In altre parole, il ricorso non conteneva una critica specifica e argomentata delle motivazioni della sentenza d’appello, ma si limitava a ripetere le stesse tesi difensive. La Cassazione ha sottolineato come la Corte d’Appello avesse già fornito ampie e logiche spiegazioni su ogni punto contestato:
- Compendio probatorio: Le pagine 6-8 della sentenza impugnata spiegavano dettagliatamente perché le prove raccolte dimostravano la colpevolezza per entrambi i reati.
- Rinnovazione dell’istruttoria: Pagina 8 della sentenza motivava le ragioni per cui non era necessario acquisire nuove prove.
- Derubricazione e recidiva: Pagina 9 affrontava specificamente il rigetto della richiesta di riqualificare il reato e la correttezza dell’aumento di pena per la recidiva.

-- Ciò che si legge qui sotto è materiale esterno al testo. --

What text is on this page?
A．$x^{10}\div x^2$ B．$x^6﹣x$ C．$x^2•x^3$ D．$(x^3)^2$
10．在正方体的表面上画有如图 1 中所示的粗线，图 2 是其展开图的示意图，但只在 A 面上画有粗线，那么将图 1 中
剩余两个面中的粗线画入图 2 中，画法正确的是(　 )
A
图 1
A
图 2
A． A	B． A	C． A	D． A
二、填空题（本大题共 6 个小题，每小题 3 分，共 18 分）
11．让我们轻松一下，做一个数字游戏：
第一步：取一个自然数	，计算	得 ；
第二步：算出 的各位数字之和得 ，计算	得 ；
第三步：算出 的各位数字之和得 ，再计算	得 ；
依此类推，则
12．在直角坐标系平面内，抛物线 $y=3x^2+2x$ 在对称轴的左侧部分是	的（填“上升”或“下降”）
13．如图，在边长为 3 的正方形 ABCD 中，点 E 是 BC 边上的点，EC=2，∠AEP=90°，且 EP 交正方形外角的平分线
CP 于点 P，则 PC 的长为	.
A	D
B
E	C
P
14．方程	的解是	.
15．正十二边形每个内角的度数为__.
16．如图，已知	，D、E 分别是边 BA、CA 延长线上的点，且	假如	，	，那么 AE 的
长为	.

Un ricorso per Cassazione, per essere ammissibile, deve individuare un vizio di legittimità nella decisione impugnata (come un errore di diritto o un difetto di motivazione), non può essere un pretesto per chiedere ai giudici di rivalutare i fatti una terza volta.
Conclusioni: Le Implicazioni Pratiche
Questa ordinanza rafforza un principio cardine del nostro sistema processuale: il ricorso in Cassazione non è un terzo grado di giudizio sul merito. Chi intende impugnare una sentenza di condanna deve elaborare motivi di ricorso che dialoghino criticamente con la motivazione del giudice precedente, evidenziandone le presunte falle logiche o giuridiche. La semplice riproposizione di argomenti già sconfitti è una strada destinata all’insuccesso e comporta, come in questo caso, ulteriori conseguenze economiche per il ricorrente. La decisione serve da monito: un appello efficace richiede un’analisi critica e puntuale, non una sterile ripetizione.
Perché un ricorso in Cassazione può essere dichiarato inammissibile?
Un ricorso viene dichiarato inammissibile quando manca dei requisiti formali o sostanziali previsti dalla legge. In questo caso, è stato ritenuto tale perché i motivi erano una mera riproduzione di argomenti già esaminati e respinti nei gradi precedenti, senza una specifica analisi critica della sentenza impugnata.
Quali erano i principali motivi di ricorso nel caso specifico?
Il ricorrente contestava la sua responsabilità per i reati di ricettazione e sostituzione di persona, la mancata riqualificazione del reato in incauto acquisto, l’omessa rinnovazione dell’istruttoria e l’applicazione dell’aggravante della recidiva reiterata.
Quali sono le conseguenze per chi presenta un ricorso inammissibile?
La parte che ha presentato il ricorso inammissibile viene condannata al pagamento delle spese processuali e di una somma di denaro, stabilita dal giudice, in favore della Cassa delle ammende.